Arrivée sur CBS le 25 septembre 1987, l’immensément romantique série fantastique La belle et la bête mettant en vedettes Linda Hamilton et Ron Perlman reste, et de loin, l’une des plus poétiques et bouleversantes jamais proposées dans le genre. Retour sur trois années inoubliables, qui auront fait fondre bien des cœurs…

Si les contes commencent toujours par « il était une fois », ils ne finissent pas pour autant systématiquement par « et ils vécurent heureux… ». Un adage dont le créateur Ron Koslow et son équipe de scénaristes (incluant notamment un certain George R. R. Martin !) se sont, pour le coup, progressivement affranchis, tantôt par simple souci dramatique, tantôt en fonction des aléas de la production, tout au long des (seulement) trois petites saisons qu’aura vécu la série. Bien sûr, le phénomène n’a rien d’extraordinaire… Restrictions budgétaires, pression des audiences, départ précipité de l’un des membres du cast principal… Depuis que la télé s’est faite vision, les créatifs ont toujours dû faire face aux mêmes impondérables (avec plus ou moins de brio) et redoubler d’efforts pour achever, le plus correctement possible, leur œuvre en cours. En cela, La Belle et la Bête s’impose en véritable cas d’école… Au cœur de la décennie décomplexée qui l’a vu naître, elle a fatalement disparu comme elle était arrivée… en créant la surprise et en tirant la larme.

C’est quoi La belle et la bête ? Venu des bas-fonds secrets de New York, Vincent, être hybride à tête de lion et aux origines inconnues, sauve une jeune avocate victime d’une terrible agression à Central Park. Recueillie et soignée par la Bête, la Belle Catherine découvre un monde dont elle ne soupçonnait ni la beauté ni la bonté, à total contre-courant de la société contemporaine, et qui changera sa vie à jamais…
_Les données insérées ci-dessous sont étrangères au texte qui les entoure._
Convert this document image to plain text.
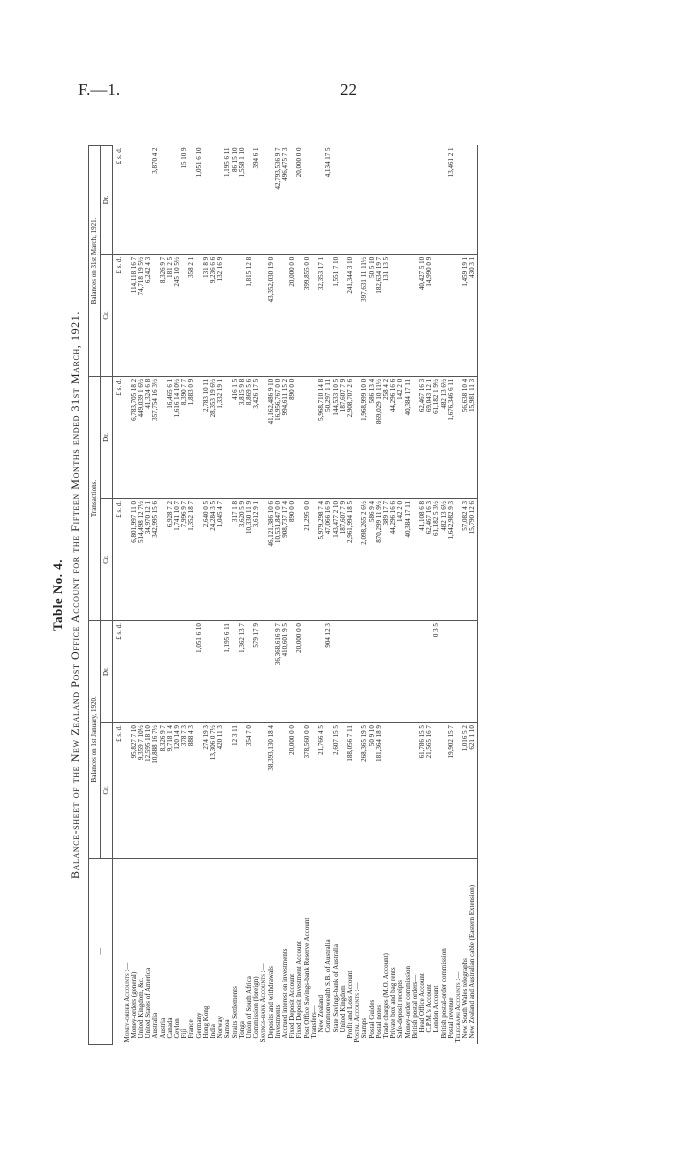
F.—1.	22
Table No. 4. Balance-sheet of the New Zealand Post Office Account for the Fifteen Months ended 31st March, 1921.
—	Balances on 1st January, 1920.		Transactions.		Balances on 31st March, 1921.	
	Cr.	Dr.	Cr.	Dr.	Cr.	Dr.
	£ s. d.	£ s. d.	£ s. d.	£ s. d.	£ s. d.	£ s. d.
Money-order Accounts :—						
Money-orders (general)	95,827 7 10		6,801,997 11 0	6,783,705 18 2	114,118 16 7	
United Kingdom, &c.	9,359 7 10½		514,498 12 7½	449,039 1 6½	74,718 19 5½	
United States of America	12,595 18 10		34,970 12 1	41,324 6 8	6,242 4 3	
Australia	10,888 16 7½		342,995 15 6	357,754 16 3½		3,870 4 2
Austria	8,326 9 7				8,326 9 7	
Canada	9,718 1 4		6,928 7 2	16,465 6 1	181 2 5	
Ceylon	120 14 9		1,741 10 7	1,616 14 10½	245 10 5½	
Fiji	378 7 3		7,996 9 7	8,390 7 7		15 10 9
France	888 4 3		1,352 18 7	1,883 0 9	358 2 1	
Germany		1,051 6 10				1,051 6 10
Hong Kong	274 19 3		2,640 0 5	2,783 10 11	131 8 9	
India	13,306 0 7½		24,284 3 5	28,353 19 6½	9,236 6 6	
Norway	420 11 3		1,045 4 7	1,332 19 1	132 16 9	
Samoa		1,195 6 11				1,195 6 11
Straits Settlements	12 3 11		317 1 8	416 1 5		86 15 10
Tonga		1,362 13 7	3,620 5 9	3,815 9 8		1,558 1 10
Union of South Africa	354 7 0		10,330 11 9	8,869 5 6	1,815 12 8	
Commission (foreign)		579 17 9	3,612 9 1	3,426 17 5		394 6 1
Savings-bank Accounts :—						
Deposits and withdrawals	38,393,130 18 4		46,121,386 10 6	41,162,486 9 10	43,352,030 19 0	
Investments		36,368,616 9 7	10,531,847 0 0	16,956,767 0 0		42,793,536 9 7
Accrued interest on investments		410,601 9 5	908,737 17 4	994,611 15 2		496,475 7 3
Fixed Deposit Account	20,000 0 0		890 0 0	890 0 0	20,000 0 0	
Fixed Deposit Investment Account		20,000 0 0				20,000 0 0
Post Office Savings-bank Reserve Account	378,560 0 0		21,295 0 0		399,855 0 0	
Transfers—						
New Zealand	21,766 4 5		5,979,298 7 4	5,968,710 14 8	32,353 17 1	
Commonwealth S.B. of Australia		904 12 3	47,066 16 9	50,297 1 11		4,134 17 5
State Savings-bank of Australia	2,607 15 5		143,477 2 10	144,533 10 5	1,551 7 10	
United Kingdom			187,607 7 9	187,607 7 9		
Profit and Loss Account	188,056 7 11		2,961,994 18 5	2,908,707 2 6	241,344 3 10	
Postal Accounts :—						
Stamps	268,365 19 5		2,098,265 2 6½	1,968,999 10 0	397,631 11 11½	
Postal Guides	50 9 10		586 9 4	586 13 4	50 5 10	
Postal notes	181,364 18 9		870,299 11 9½	869,029 10 11½	182,634 19 7	
Trade charges (M.O. Account)			389 17 7	258 4 2	131 13 5	
Private box and bag rents			44,296 16 6	44,296 16 6		
Safe-deposit receipts			142 2 0	142 2 0		
Money-order commission			40,384 17 11	40,384 17 11		
British postal orders—						
Head Office Account	61,786 15 5		41,108 6 8	62,467 16 3	40,427 5 10	
C.P.M.'s Account	21,565 16 7		62,467 16 3	69,043 12 1	14,990 0 9	
London Account		0 3 5	61,182 5 3½	61,182 1 9½		
British postal-order commission			482 13 6½	482 13 6½		
Postal revenue	19,902 15 7		1,642,982 9 3	1,676,346 6 11		13,461 2 1
Telegraph Accounts :—						
New South Wales telegraphs	1,016 5 2		57,082 4 3	56,638 10 4	1,459 19 1	
New Zealand and Australian cable (Eastern Extension)	621 1 10		15,790 12 6	15,981 11 3	430 3 1	
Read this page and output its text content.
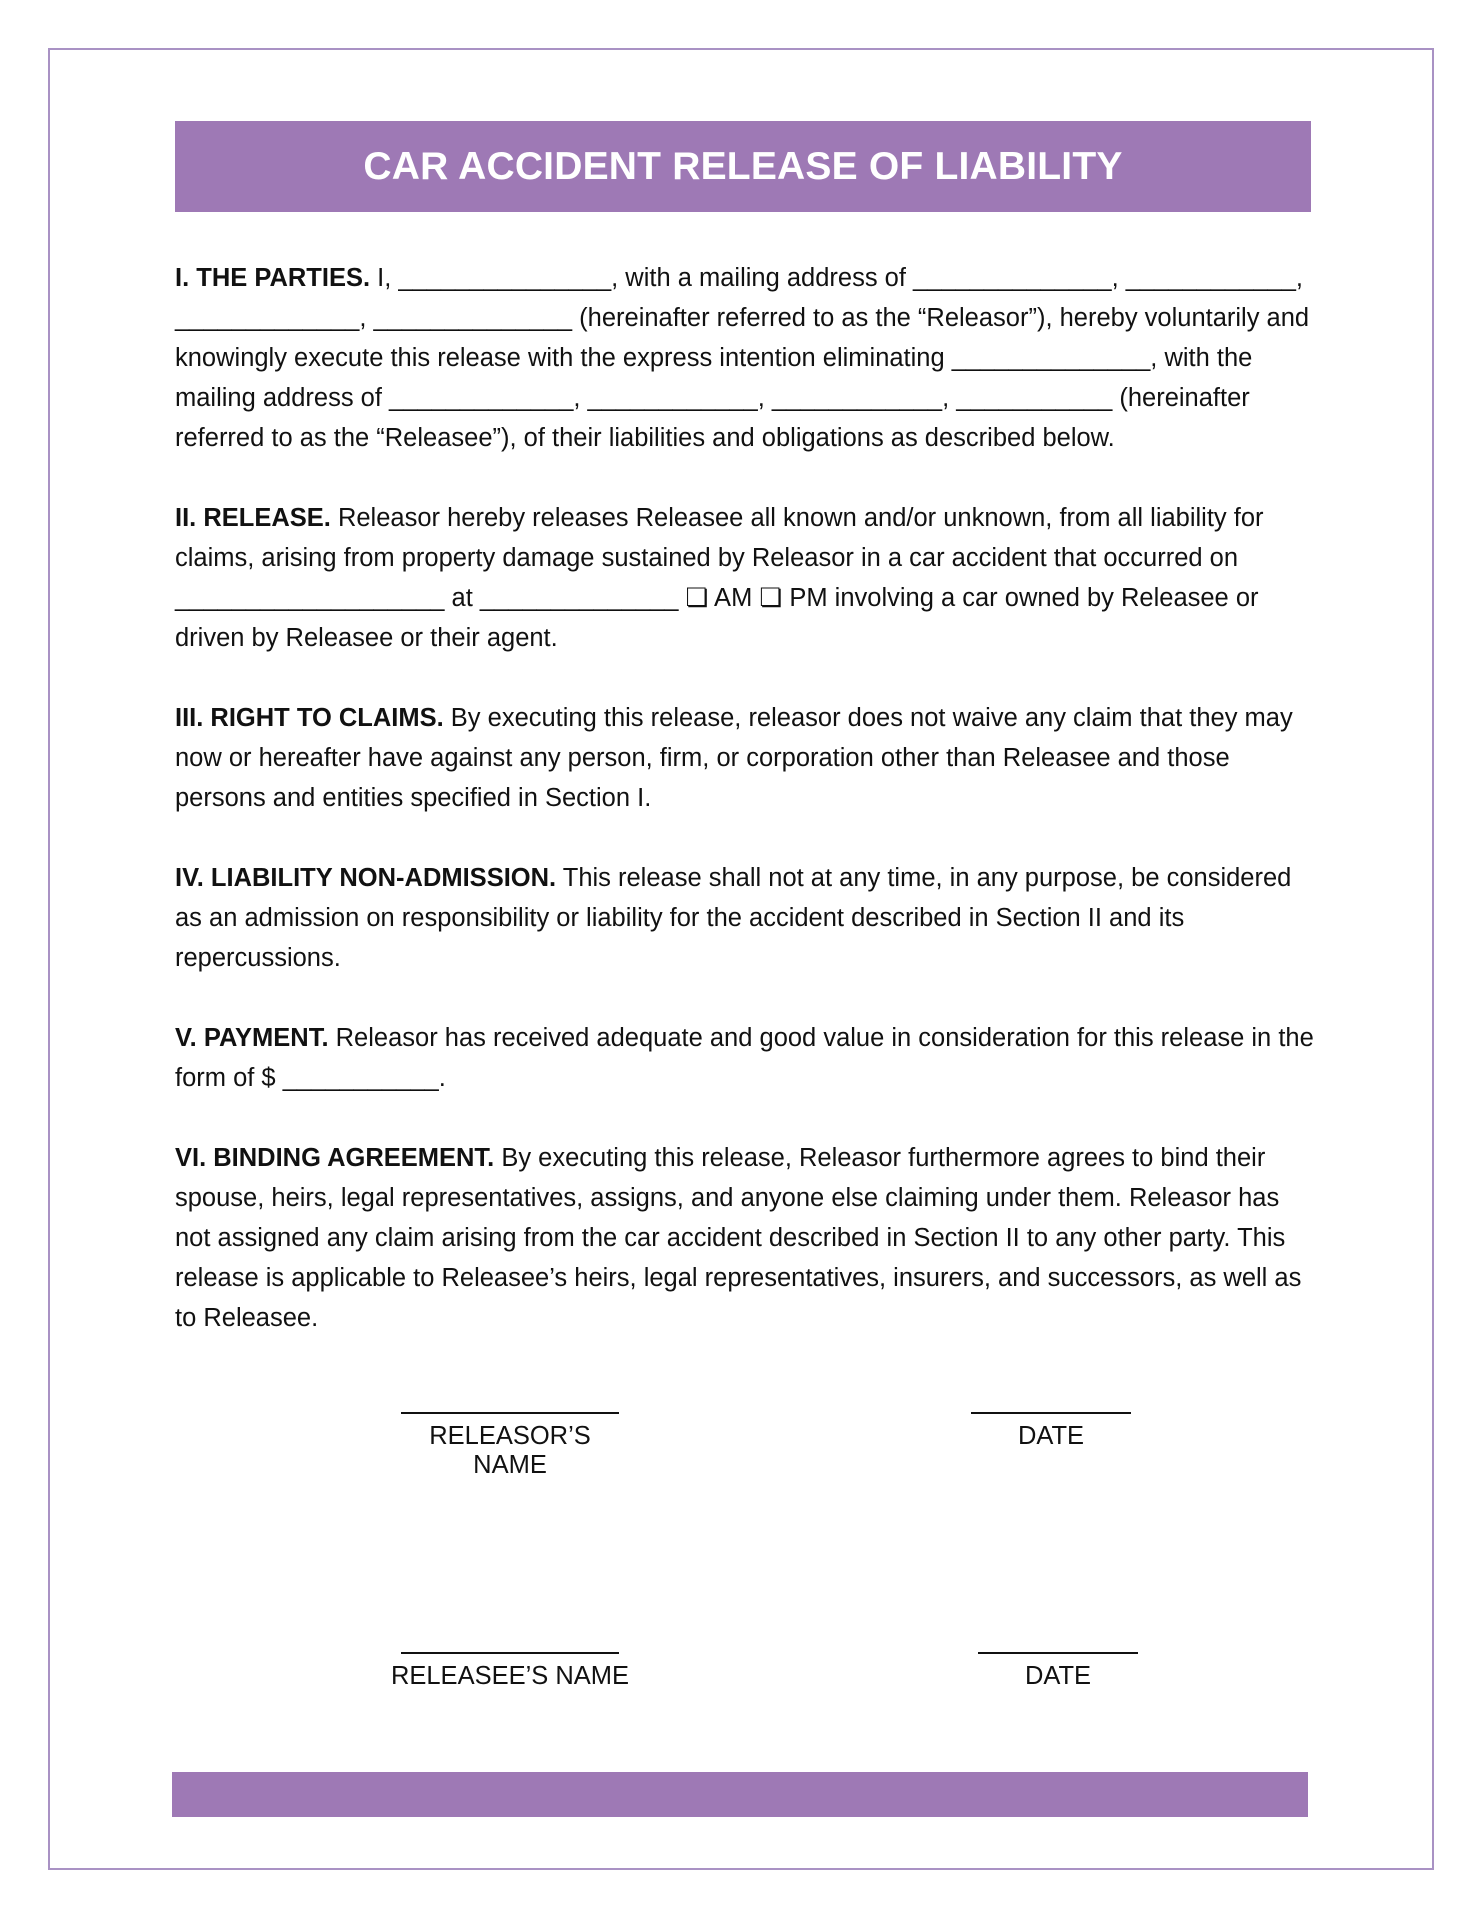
CAR ACCIDENT RELEASE OF LIABILITY

I. THE PARTIES. I, _______________, with a mailing address of ______________, ____________, _____________, ______________ (hereinafter referred to as the “Releasor”), hereby voluntarily and knowingly execute this release with the express intention eliminating ______________, with the mailing address of _____________, ____________, ____________, ___________ (hereinafter referred to as the “Releasee”), of their liabilities and obligations as described below.

II. RELEASE. Releasor hereby releases Releasee all known and/or unknown, from all liability for claims, arising from property damage sustained by Releasor in a car accident that occurred on ___________________ at ______________ ❏ AM ❏ PM involving a car owned by Releasee or driven by Releasee or their agent.

III. RIGHT TO CLAIMS. By executing this release, releasor does not waive any claim that they may now or hereafter have against any person, firm, or corporation other than Releasee and those persons and entities specified in Section I.

IV. LIABILITY NON-ADMISSION. This release shall not at any time, in any purpose, be considered as an admission on responsibility or liability for the accident described in Section II and its repercussions.

V. PAYMENT. Releasor has received adequate and good value in consideration for this release in the form of $ ___________.

VI. BINDING AGREEMENT. By executing this release, Releasor furthermore agrees to bind their spouse, heirs, legal representatives, assigns, and anyone else claiming under them. Releasor has not assigned any claim arising from the car accident described in Section II to any other party. This release is applicable to Releasee’s heirs, legal representatives, insurers, and successors, as well as to Releasee.

RELEASOR’S NAME
DATE
RELEASEE’S NAME	DATE
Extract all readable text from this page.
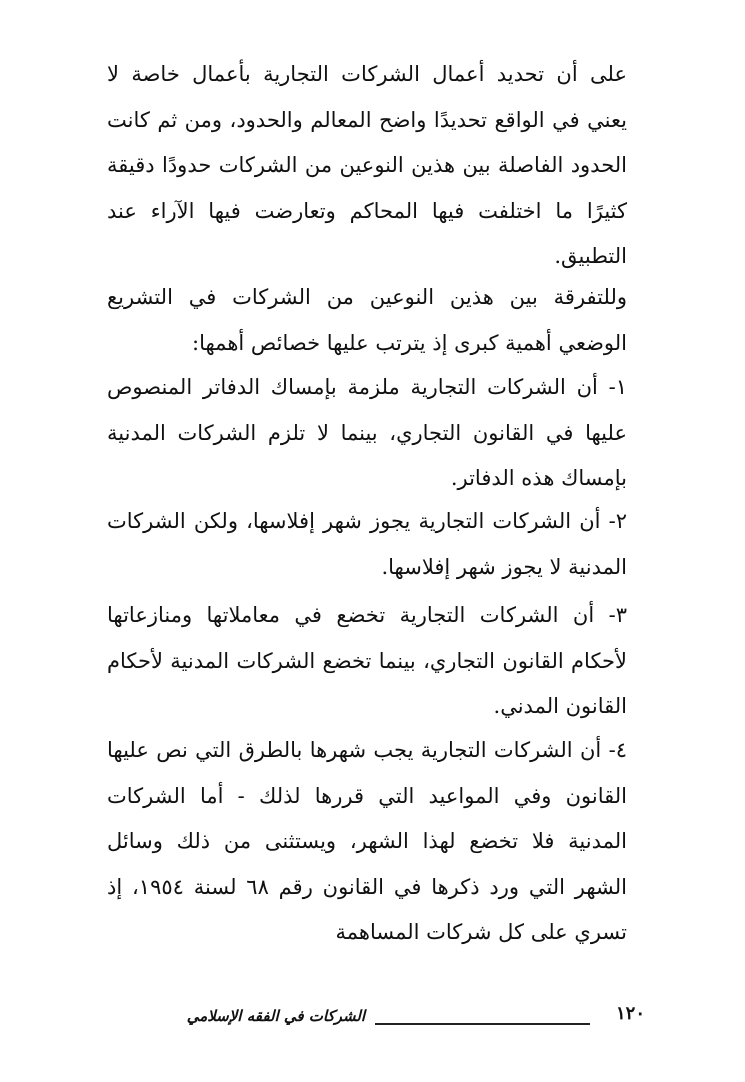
على أن تحديد أعمال الشركات التجارية بأعمال خاصة لا يعني في الواقع تحديدًا واضح المعالم والحدود، ومن ثم كانت الحدود الفاصلة بين هذين النوعين من الشركات حدودًا دقيقة كثيرًا ما اختلفت فيها المحاكم وتعارضت فيها الآراء عند التطبيق.

وللتفرقة بين هذين النوعين من الشركات في التشريع الوضعي أهمية كبرى إذ يترتب عليها خصائص أهمها:

١- أن الشركات التجارية ملزمة بإمساك الدفاتر المنصوص عليها في القانون التجاري، بينما لا تلزم الشركات المدنية بإمساك هذه الدفاتر.
٢- أن الشركات التجارية يجوز شهر إفلاسها، ولكن الشركات المدنية لا يجوز شهر إفلاسها.
٣- أن الشركات التجارية تخضع في معاملاتها ومنازعاتها لأحكام القانون التجاري، بينما تخضع الشركات المدنية لأحكام القانون المدني.
٤- أن الشركات التجارية يجب شهرها بالطرق التي نص عليها القانون وفي المواعيد التي قررها لذلك - أما الشركات المدنية فلا تخضع لهذا الشهر، ويستثنى من ذلك وسائل الشهر التي ورد ذكرها في القانون رقم ٦٨ لسنة ١٩٥٤، إذ تسري على كل شركات المساهمة
١٢٠
الشركات في الفقه الإسلامي
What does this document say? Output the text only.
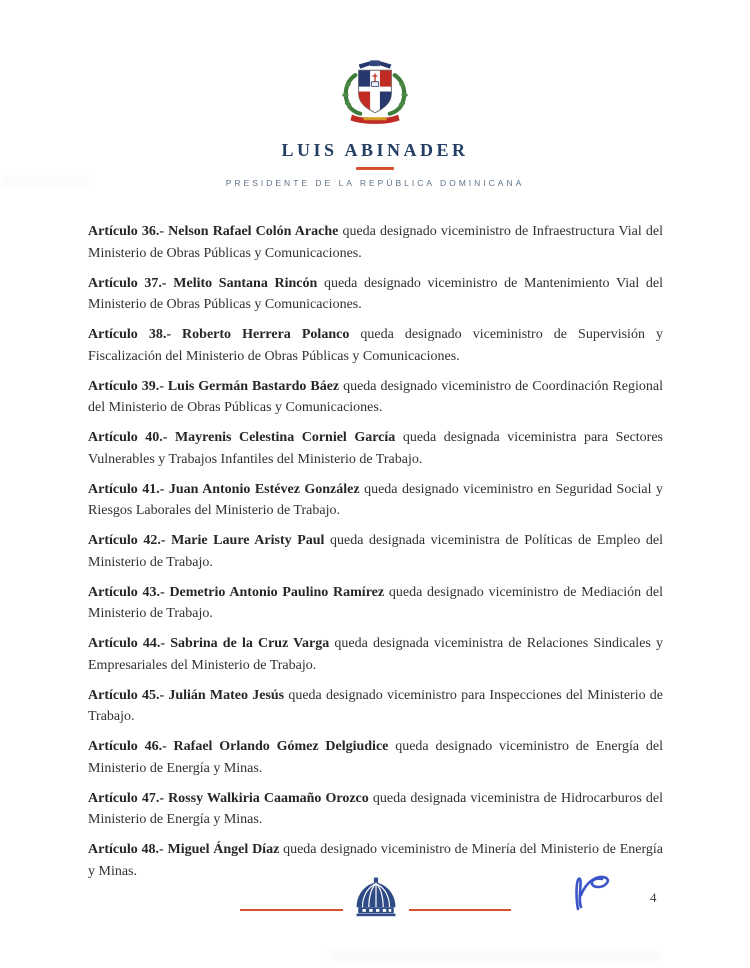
LUIS ABINADER
PRESIDENTE DE LA REPÚBLICA DOMINICANA

Artículo 36.- Nelson Rafael Colón Arache queda designado viceministro de Infraestructura Vial del Ministerio de Obras Públicas y Comunicaciones.

Artículo 37.- Melito Santana Rincón queda designado viceministro de Mantenimiento Vial del Ministerio de Obras Públicas y Comunicaciones.

Artículo 38.- Roberto Herrera Polanco queda designado viceministro de Supervisión y Fiscalización del Ministerio de Obras Públicas y Comunicaciones.

Artículo 39.- Luis Germán Bastardo Báez queda designado viceministro de Coordinación Regional del Ministerio de Obras Públicas y Comunicaciones.

Artículo 40.- Mayrenis Celestina Corniel García queda designada viceministra para Sectores Vulnerables y Trabajos Infantiles del Ministerio de Trabajo.

Artículo 41.- Juan Antonio Estévez González queda designado viceministro en Seguridad Social y Riesgos Laborales del Ministerio de Trabajo.

Artículo 42.- Marie Laure Aristy Paul queda designada viceministra de Políticas de Empleo del Ministerio de Trabajo.

Artículo 43.- Demetrio Antonio Paulino Ramírez queda designado viceministro de Mediación del Ministerio de Trabajo.

Artículo 44.- Sabrina de la Cruz Varga queda designada viceministra de Relaciones Sindicales y Empresariales del Ministerio de Trabajo.

Artículo 45.- Julián Mateo Jesús queda designado viceministro para Inspecciones del Ministerio de Trabajo.

Artículo 46.- Rafael Orlando Gómez Delgiudice queda designado viceministro de Energía del Ministerio de Energía y Minas.

Artículo 47.- Rossy Walkiria Caamaño Orozco queda designada viceministra de Hidrocarburos del Ministerio de Energía y Minas.

Artículo 48.- Miguel Ángel Díaz queda designado viceministro de Minería del Ministerio de Energía y Minas.

4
Bien plus qu’une « banale » histoire d’amour, La Belle et la Bête, sous toutes ses déclinaisons, s’est presque toujours laissée découvrir en œuvre finalement résolument plus philosophique qu’exclusivement romantique. Mais n’est-ce pas là, précisément, la volonté assumée de tout conte de fées qui se respecte ?… Outre l’exploration de la beauté intérieure du personnage principal, c’est donc toute l’utopie d’un système marginal, construit sur l’entraide, l’amour de la littérature et de la poésie, de même que sur un sentiment de justice désintéressée et d’un rejet naturel de toute forme de violence autant que d’intolérance, que le créateur Ron Koslow met ici en exergue. Car même si les débuts de la première saison ont, il est vrai, tendance à aller vers la facilité scénaristique du « grand méchant de la semaine que Vincent aide à appréhender en empruntant toujours les mêmes galeries », la mythologie qui s’y développe en sous-texte gagne de plus en plus en profondeur au fur et à mesure que la Bête explore toute l’étendue de sa propre dualité. À l’amour, immédiat et inconditionnel, qu’il ressent pour Catherine répond constamment la brutalité animale définissant sa nature primale… nerf d’un conflit intérieur qui n’aura de cesse de le tourmenter jusqu’aux toutes dernières secondes de la série. Néanmoins, ce sont bel et bien autant sa rage que ses aptitudes surhumaines qui permettent, le plus souvent, de sauver qui a besoin de l’être en fin d’épisode… En perpétuel(s) effet(s) miroir(s), les mondes du dessus et du dessous se répondent ainsi entre horreurs et merveilles au grès d’intrigues certes quelque peu répétitives dans les premiers temps mais n’omettant jamais de laisser s’exprimer (et évoluer) le véritable cœur du show ; à savoir les relations et sentiments unissant, presque par magie, deux êtres que tout oppose…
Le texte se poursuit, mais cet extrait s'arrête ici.